The Agreement stipulates that the Government will enter into a 30-year concession agreement with a Special Purpose Entity, Bermuda Skyport Corporation Limited (Skyport).
Skyport will be owned by Aecon, holding at least 35% of the equity, and other third party shareholders. The Agreement will include both construction of the new airport as well as operations and maintenance of the Airport for the concession term, except for operations that Bermuda will retain, being air traffic control operations, meteorological services, airport fire & rescue services and ground electronics (“the Retained Government Services”).
The Government will lease existing airport land and facilities to Skyport for the 30-year term of the Agreement. The Government will retain ownership of the airport. From a timing perspective, the Agreement will provide that the lease will commence and the transfer the airport assets (e.g., equipment and furniture), will occur at Financial Close. Concurrently, labour force and responsibility for airport operations will also be transferred to Skyport at Financial Close. Skyport will be responsible for operating and maintaining the airport until the end of the concession term and the Quango will be responsible for providing Retained Government Services. The Agreement does not have any extension options, which means that at the end of the term, the operation of the airport, and all airport assets, will transfer back to the Government, subject to the Agreement’s handback standards.
The airport remains publicly owned. The Government of Bermuda is proposing that Skyport, designs and builds the airport. Through a lease agreement Skyport will also maintain and operate the airport for a set period of time.
During the concession term, Skyport will receive all revenues generated from the airport operations and will be responsible for the majority of airport-related operating expenses including employee remuneration, debt service and maintenance costs. At the end of the concession term, the airport terminal lease will expire and all accompanying assets will be transferred back to the 7 Government in good working condition and the Government will resume responsibility for all airport operations.
Through a revenue sharing agreement, Skyport will share revenues 50/50 with Bermuda once equity investors have recovered their initial investment.
In the project agreement, the Bermudian government is transferring a number of risks to the builder and its financing partner.

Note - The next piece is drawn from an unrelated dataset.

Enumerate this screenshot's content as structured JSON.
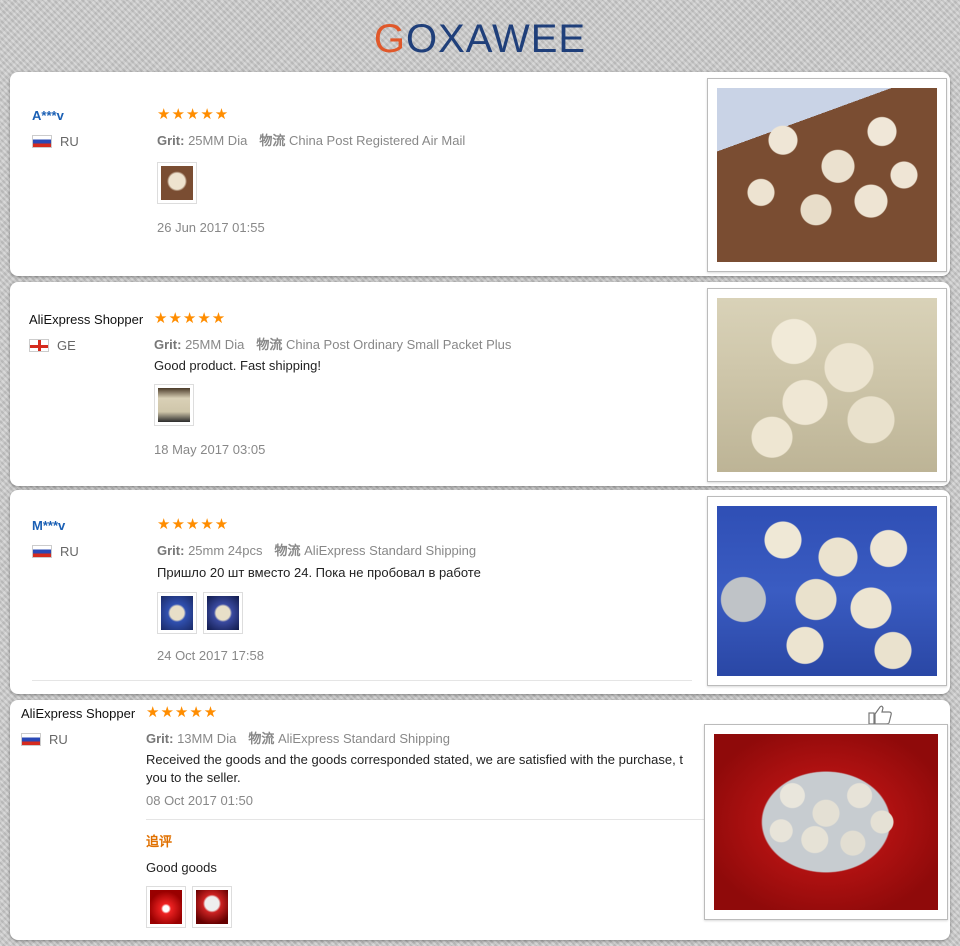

Transferring these key categories of risks ensures the builder and not Bermuda is not liable for:
- Financial Risks - The contractor is responsible for securing financing to design and construct the airport.
- Design and Construction Risks - The contractor is responsible for all design coordination to ensure construction meets all design requirements. As well, the builder is responsible for meeting the scheduled completion deadline. If the project schedule needs to be accelerated to meet the completion deadline, the contractor assumes the associated costs, e.g. overtime labour costs. In addition, the contractor is responsible for cost overruns during construction, including those caused by fluctuating market conditions and costs resulting from unforeseen site conditions that cause construction delays.
- Maintenance and Operation Risks – During the term of the lease agreement, Skyport will be responsible for all costs to maintain and renew the airport asset. The project agreement will protect public interest and public ownership of the airport will be preserved. The value-for-money assessment demonstrated the P3 approach provides savings in cost.
- The project will provide a much improved facility with more services and more jobs. Construction will provide many community benefits, such as jobs and training opportunities, as well as economic stimulus.
The new airport terminal is expected to take approximately 40 months to build.